Selection is entirely intuitive, drawing on accumulated aesthetic experience and judgment about what feels right. She tries to surprise herself first.
If something I'm surprised by doesn't surprise others — well, they're not my target audience anyway. My target audience is just me.
She makes work, posts it, and gets bored before she has even finished. Distance is necessary before she can appreciate it. Three to five months later, looking back, she likes it again.
AI as Theological Encounter
AI's arrival felt, to Merve, almost theological. Not because she sees AI as God, but because it seemed to give material form to a mythology humanity had already created.
Humanity had long imagined God as an all-knowing, omnipresent, invisible, generative force. These attributes did not begin with AI; they belonged to a human-made mythology that had existed for centuries. What changed with AI was that this mythology seemed, for the first time, to acquire hardware.
That mythology seemed to gain hardware for the first time.
For her, this is not a statement of belief, but a way of describing the scale of the encounter: an all-knowing, invisible, generative intelligence that appears everywhere at once. AI becomes less a deity than a technological body for one of humanity's oldest metaphysical projections. She subsequently discovered the concept of technoism, a growing body of thought treating AI in explicitly religious terms, and found it confirmed what she had already intuited.
On consciousness, she remains genuinely uncertain. Her reasoning is grounded in analogy: her own brain works through synapses sending electrons; if she can write poetry connecting ashtrays and bananas, things that normally would not connect, that is creativity. AI does the same. Whether that constitutes consciousness is a question she holds open rather than resolves.
Authorship and the Future
Merve's authorship position is clear but nuanced. She claims the work as hers because she initiates it, makes the selections, and assembles the final piece, but she frames the machine's contribution honestly through percentages rather than fixed categories. Rather than asking whether a work is hers or the machine's, she asks how much each contributed. The answer shifts with every piece.
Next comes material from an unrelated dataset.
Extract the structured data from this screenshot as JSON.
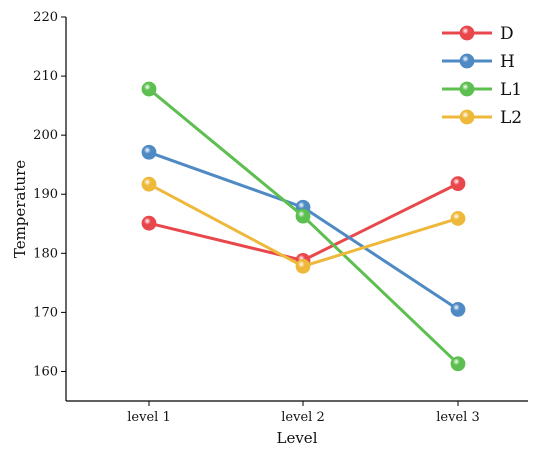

Her vision of the future is stark. She predicts significant inequality as a small elite who learn to work with AI as an extra brain will thrive, while others face increasing precarity. She sees geopolitical conflict as a likely consequence of technological imbalance.
Despite this, she remains committed to the practice for its own sake:
Writing is such a well-being activity. This is self-care for me. As long as it serves that function — as long as it relieves me — that's success. I've found my self-care method, at least for now, until I get bored.